Não se falou mais nisso, depois. E a vida continuou. De raro em raro, ele procurava ela, à noite, entre os lençóis. Ela ficava inerte, como uma morta. Ela fazia seu trabalho, e parecia nem perceber que ela não estava ali, realmente. Pareciam os dois mortos, a bem dizer da verdade. A vida voltou a ser o que sempre foi, o que na verdade, nunca deixou de ser. Marina ainda saia com homens à tarde, mas ao poucos foi parando, não via mais graça naquilo, não via mais graça em nada. Walter continuava distante, ausente, como sempre, como se não existisse. A relação de ambos com as crianças também era mecanica. Marina não amava os filhos, e sabia disso. Eles lhe eram indiferentes. Ela cozinhava, lavava roupa, dava de comer, de vez em quando falava amenidades, mas não tinha uma relação, eram como cães distantes, de rua, que ela cuidava. Não, não, pelos cães as pessoas sentem amor, então eles não eram como cães não. Eles eram apenas mais um compromisso, indiferente. Para Walter também, bem, Walter nunca estava lá, mesmo quando estava lá, Walter não existia... Nisso as crianças cresceram sozinhas, tomando conta de si mesmas. Eram como órfãs, mas com pai e mãe e casa. O tempo passou, e tudo continuou na mesma, como sempre foi. O tempo passou mesmo? Parece tudo tão igual... As crianças também cresceram, e por serem orfãs, se tornaram amigas. Foi Luisa Maria que deu as dicas para Waltinho conquistar sua primeira namorada, sobre os gostos de uma menina, e quando Luisa Maria menstruou pela primeira vez foi Waltinho que lhe acalmou do susto, e, pegando dinheiro do esconderijo do pai, marcou uma consulta com o médico para lhe explicar o que tava acontecendo.
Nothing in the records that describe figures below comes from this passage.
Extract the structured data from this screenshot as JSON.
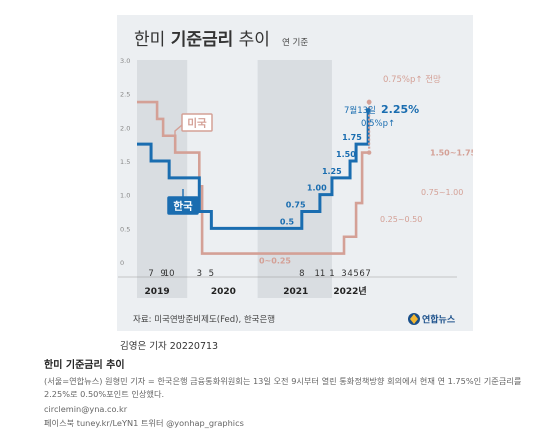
{
  "chart_data": {
    "type": "line",
    "title_part1": "한미 ",
    "title_part2": "기준금리",
    "title_part3": " 추이",
    "subtitle": "연 기준",
    "ylim": [
      0,
      3.0
    ],
    "yticks": [
      "0",
      "0.5",
      "1.0",
      "1.5",
      "2.0",
      "2.5",
      "3.0"
    ],
    "x_month_labels": [
      "7",
      "9",
      "10",
      "3",
      "5",
      "8",
      "11",
      "1",
      "3",
      "4",
      "5",
      "6",
      "7"
    ],
    "year_labels": [
      "2019",
      "2020",
      "2021",
      "2022년"
    ],
    "series": [
      {
        "name": "미국",
        "color": "#d4a096",
        "x": [
          "2019-05",
          "2019-08",
          "2019-09",
          "2019-11",
          "2020-03",
          "2020-03-15",
          "2022-03",
          "2022-05",
          "2022-06",
          "2022-07"
        ],
        "values": [
          2.375,
          2.125,
          1.875,
          1.625,
          1.125,
          0.125,
          0.375,
          0.875,
          1.625,
          1.625
        ]
      },
      {
        "name": "한국",
        "color": "#1a6db0",
        "x": [
          "2019-05",
          "2019-07",
          "2019-10",
          "2020-03",
          "2020-05",
          "2021-08",
          "2021-11",
          "2022-01",
          "2022-04",
          "2022-05",
          "2022-07"
        ],
        "values": [
          1.75,
          1.5,
          1.25,
          0.75,
          0.5,
          0.75,
          1.0,
          1.25,
          1.5,
          1.75,
          2.25
        ]
      }
    ],
    "annotations": {
      "korea_levels": [
        "0.5",
        "0.75",
        "1.00",
        "1.25",
        "1.50",
        "1.75"
      ],
      "korea_latest_date": "7월13일",
      "korea_latest_value": "2.25%",
      "korea_latest_change": "0.5%p↑",
      "us_levels": [
        "0~0.25",
        "0.25~0.50",
        "0.75~1.00",
        "1.50~1.75"
      ],
      "us_forecast": "0.75%p↑ 전망",
      "us_forecast_value": 2.375
    },
    "grid": false,
    "legend": "inline"
  },
  "source": "자료: 미국연방준비제도(Fed), 한국은행",
  "logo_text": "연합뉴스",
  "author": "김영은 기자  20220713",
  "article": {
    "title": "한미 기준금리 추이",
    "body": "(서울=연합뉴스) 원형민 기자 = 한국은행 금융통화위원회는 13일 오전 9시부터 열린 통화정책방향 회의에서 현재 연 1.75%인 기준금리를 2.25%로 0.50%포인트 인상했다.",
    "email": "circlemin@yna.co.kr",
    "sns": "페이스북 tuney.kr/LeYN1 트위터 @yonhap_graphics"
  },
  "colors": {
    "korea": "#1a6db0",
    "us": "#d4a096",
    "band": "#d9dde1",
    "background": "#eceff2"
  }
}
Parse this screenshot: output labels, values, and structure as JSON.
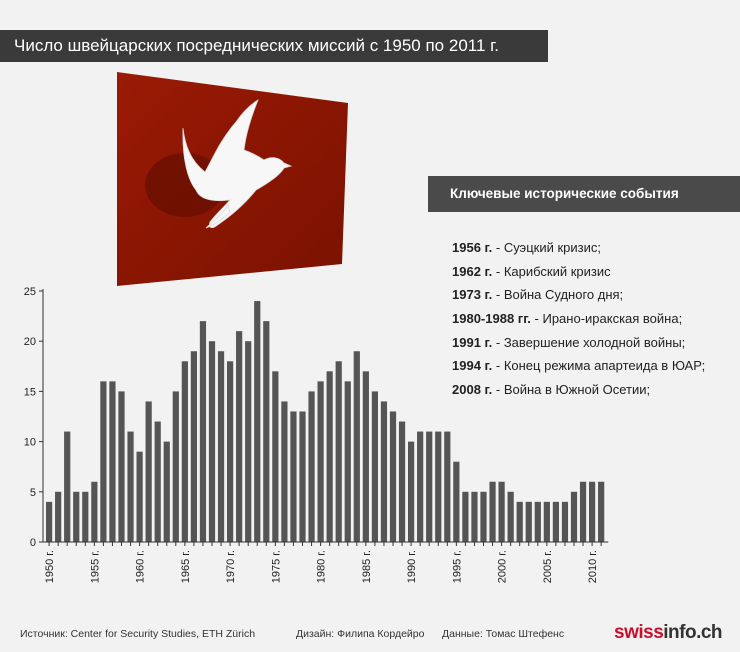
{
  "title": "Число швейцарских посреднических миссий с 1950 по 2011 г.",
  "events_header": "Ключевые исторические события",
  "events": [
    {
      "year": "1956 г.",
      "text": " - Суэцкий кризис;"
    },
    {
      "year": "1962 г.",
      "text": " - Карибский кризис"
    },
    {
      "year": "1973 г.",
      "text": " - Война Судного дня;"
    },
    {
      "year": "1980-1988 гг.",
      "text": " - Ирано-иракская война;"
    },
    {
      "year": "1991 г.",
      "text": " - Завершение холодной войны;"
    },
    {
      "year": "1994 г.",
      "text": " - Конец режима апартеида в ЮАР;"
    },
    {
      "year": "2008 г.",
      "text": " - Война в Южной Осетии;"
    }
  ],
  "footer": {
    "source": "Источник: Center for Security Studies, ETH Zürich",
    "design": "Дизайн: Филипа Кордейро",
    "data": "Данные: Томас Штефенс"
  },
  "logo": {
    "part1": "swiss",
    "part2": "info.ch"
  },
  "colors": {
    "bar": "#555555",
    "flag": "#8c1500",
    "header_bg": "#3a3a3a"
  },
  "chart_data": {
    "type": "bar",
    "x": [
      1950,
      1951,
      1952,
      1953,
      1954,
      1955,
      1956,
      1957,
      1958,
      1959,
      1960,
      1961,
      1962,
      1963,
      1964,
      1965,
      1966,
      1967,
      1968,
      1969,
      1970,
      1971,
      1972,
      1973,
      1974,
      1975,
      1976,
      1977,
      1978,
      1979,
      1980,
      1981,
      1982,
      1983,
      1984,
      1985,
      1986,
      1987,
      1988,
      1989,
      1990,
      1991,
      1992,
      1993,
      1994,
      1995,
      1996,
      1997,
      1998,
      1999,
      2000,
      2001,
      2002,
      2003,
      2004,
      2005,
      2006,
      2007,
      2008,
      2009,
      2010,
      2011
    ],
    "values": [
      4,
      5,
      11,
      5,
      5,
      6,
      16,
      16,
      15,
      11,
      9,
      14,
      12,
      10,
      15,
      18,
      19,
      22,
      20,
      19,
      18,
      21,
      20,
      24,
      22,
      17,
      14,
      13,
      13,
      15,
      16,
      17,
      18,
      16,
      19,
      17,
      15,
      14,
      13,
      12,
      10,
      11,
      11,
      11,
      11,
      8,
      5,
      5,
      5,
      6,
      6,
      5,
      4,
      4,
      4,
      4,
      4,
      4,
      5,
      6,
      6,
      6
    ],
    "tick_labels": [
      "1950 г.",
      "1955 г.",
      "1960 г.",
      "1965 г.",
      "1970 г.",
      "1975 г.",
      "1980 г.",
      "1985 г.",
      "1990 г.",
      "1995 г.",
      "2000 г.",
      "2005 г.",
      "2010 г."
    ],
    "tick_years": [
      1950,
      1955,
      1960,
      1965,
      1970,
      1975,
      1980,
      1985,
      1990,
      1995,
      2000,
      2005,
      2010
    ],
    "y_ticks": [
      0,
      5,
      10,
      15,
      20,
      25
    ],
    "ylim": [
      0,
      25
    ]
  }
}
Cresceram sozinhas, as crianças. Brigavam também, e elas mesmas tomavam a iniciativa de se reconciliar - se não o fizessem, ninguem mais faria. E nisso foram crescendo.
"Ah, isso já faz tanto tempo" – resmunga Marina, ar pesado na voz. – "muitos anos".
As crianças correm pela casa enquanto Marina tenta preparar alguma coisa no fogão. Waltinho tem 11 anos e Luisa Maria tem 8 anos. Luisa Maria era o nome da avó de Walter e ele insistiu no nome, mesmo Marina não gostando, por que havia feito uma promessa. Marina acabou cedendo. É raro eles receberem alguém em casa, fora os amigos de futebol de Walter, mas vez por outra vem visita. Marli veio jantar na casa de Marina esta noite, e era isso que Marina se esforçava em cozinhar, enquanto tentava controlar as crianças. Marli era a melhor amiga de Marina, mas fazia muito tempo que não se viam, desde que Marli se casou com um estrangeiro e agora vivia viajando o mundo, junto com o marido, que ia a negócios. À noite, os dois casais jantaram. Marli elogiou Marina, disse que estava bonita. Marina sabia que era mentira, que era só gentileza de sua antiga amiga. Walter deu pulos na cadeira quando viu o jantar “Ah, hoje vamos ter comida boa. É a única coisa boa de receber visitas”. Marli não disse nada, por não saber o que falar. Marina acenou com a cabeça, pela falta de jeito e compostura do marido. Walter começou a contar para o marido de Marli como conquistou Marina falando de Borges, mesmo sem conhecer o dito-cujo. Ele sempre contava essa história para as pessoas, e ela odiava! “Não precisa ficar contando como você me enganou, está bem?” Mas Walter continuava “Eu ia ouvindo o que ela falava do tal João Luis Borges, e depois repetia..”. “Jorge!” – deu um grito Marina – “Jorge Luis Borges. Ao menos o nome fale direito!”. Marli percebeu que estava na hora de sair, despediram-se, beijinhos, promessas de se verem com mais freqüência.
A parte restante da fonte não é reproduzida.